One answer may lie in Elizabeth Kolbert’s article in the New Yorker, “Why Facts Don’t Change Our Minds.” In the piece, Kolbert describes an experiment conducted at Stanford University. In the study, one group of students was falsely led to believe that they were better than average at a particular task. The other was falsely led to believe that they were worse than average at a particular task. Neither group had any genuine basis for believing that they were better or worse than average, and, in fact, students in both groups were, on average, equally good — or bad, depending on your viewpoint — at performing the task. (The task, incidentally, was detecting genuine suicide notes from fake ones.) They were then informed of the deception, and the researchers made it clear to the participants that they were, in fact, investigating how they responded to thinking that they were better or worse than average.

With that in mind, when the students were asked to rate their performance in comparison with what they thought an “average” student would have achieved, the students who had been falsely told they did well rated themselves better than average at the task, even though they had been expressly told that they had no reason for continuing to believe this. Similarly, students who had been falsely told that they did poorly rated themselves worse than average at the task. These, mind you, were Stanford undergraduates, all reasonably intelligent and rational beings, yet once they had formed the initial impression of their ability, they were unable to shake the idea that they had performed otherwise than average, even when they knew they should have known better. The researchers had proved what most elementary school students realize on the first day of school — first impressions count far more than they should.
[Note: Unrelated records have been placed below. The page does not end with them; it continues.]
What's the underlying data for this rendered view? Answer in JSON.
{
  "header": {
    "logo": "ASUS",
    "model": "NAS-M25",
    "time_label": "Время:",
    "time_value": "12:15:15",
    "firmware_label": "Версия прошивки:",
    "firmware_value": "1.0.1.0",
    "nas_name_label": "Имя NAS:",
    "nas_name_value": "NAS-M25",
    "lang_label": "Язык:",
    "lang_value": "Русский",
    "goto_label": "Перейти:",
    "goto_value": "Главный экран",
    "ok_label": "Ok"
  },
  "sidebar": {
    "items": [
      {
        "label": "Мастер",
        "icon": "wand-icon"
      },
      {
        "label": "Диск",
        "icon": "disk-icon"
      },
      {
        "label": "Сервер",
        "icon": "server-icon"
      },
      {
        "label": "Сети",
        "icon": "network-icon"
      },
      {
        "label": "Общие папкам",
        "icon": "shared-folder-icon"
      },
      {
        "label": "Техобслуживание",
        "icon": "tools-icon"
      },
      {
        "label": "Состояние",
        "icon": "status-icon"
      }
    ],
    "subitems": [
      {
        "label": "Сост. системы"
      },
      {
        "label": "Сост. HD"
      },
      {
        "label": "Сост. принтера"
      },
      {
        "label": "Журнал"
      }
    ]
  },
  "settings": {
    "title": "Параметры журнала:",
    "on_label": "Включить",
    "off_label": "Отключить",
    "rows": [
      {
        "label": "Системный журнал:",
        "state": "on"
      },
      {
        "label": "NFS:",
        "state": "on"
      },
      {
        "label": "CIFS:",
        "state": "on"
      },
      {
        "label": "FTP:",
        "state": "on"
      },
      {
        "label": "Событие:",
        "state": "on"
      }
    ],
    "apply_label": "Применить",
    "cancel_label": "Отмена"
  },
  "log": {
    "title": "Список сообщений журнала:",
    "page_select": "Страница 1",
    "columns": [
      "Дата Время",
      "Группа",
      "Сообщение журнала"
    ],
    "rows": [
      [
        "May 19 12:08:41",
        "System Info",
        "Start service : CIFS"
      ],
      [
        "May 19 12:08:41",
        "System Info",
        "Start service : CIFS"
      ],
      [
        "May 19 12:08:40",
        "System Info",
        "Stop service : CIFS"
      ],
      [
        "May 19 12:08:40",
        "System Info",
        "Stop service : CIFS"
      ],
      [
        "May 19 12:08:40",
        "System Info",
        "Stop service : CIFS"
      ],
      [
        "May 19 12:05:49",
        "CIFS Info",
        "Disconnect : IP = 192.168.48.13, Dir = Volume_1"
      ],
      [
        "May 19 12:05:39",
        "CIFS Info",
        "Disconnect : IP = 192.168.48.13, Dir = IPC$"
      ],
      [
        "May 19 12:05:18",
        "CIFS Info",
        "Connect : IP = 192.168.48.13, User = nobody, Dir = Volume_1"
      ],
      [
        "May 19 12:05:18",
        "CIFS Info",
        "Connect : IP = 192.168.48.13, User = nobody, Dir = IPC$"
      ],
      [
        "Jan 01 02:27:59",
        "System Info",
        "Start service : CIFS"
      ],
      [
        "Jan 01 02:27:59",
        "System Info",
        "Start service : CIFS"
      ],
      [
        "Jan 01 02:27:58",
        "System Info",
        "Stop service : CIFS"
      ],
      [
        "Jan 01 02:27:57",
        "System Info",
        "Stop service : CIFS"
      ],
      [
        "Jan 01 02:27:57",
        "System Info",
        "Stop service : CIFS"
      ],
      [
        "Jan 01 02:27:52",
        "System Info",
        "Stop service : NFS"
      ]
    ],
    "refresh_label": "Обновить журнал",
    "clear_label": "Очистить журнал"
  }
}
It is easy to declare that everyone who doesn’t believe in vaccines or thinks that global warming is solely the result of volcanic activity is acting willfully irrational, disregarding even facts that have been clearly and elegantly (some would say irrefutably) presented to them. The difficult truth, however, is that those who most vehemently deny what the scientific community sees as reasonable conclusions are not themselves unreasonable people. In fact, they may not be so different from you or I. While we shouldn’t compromise on the rigor of scientific discovery or bend on scientific interpretation based on personal views, we should make an effort to reach out to those who are laboring under different first impressions. It may surprise us, in the end, how similar we are in our beliefs.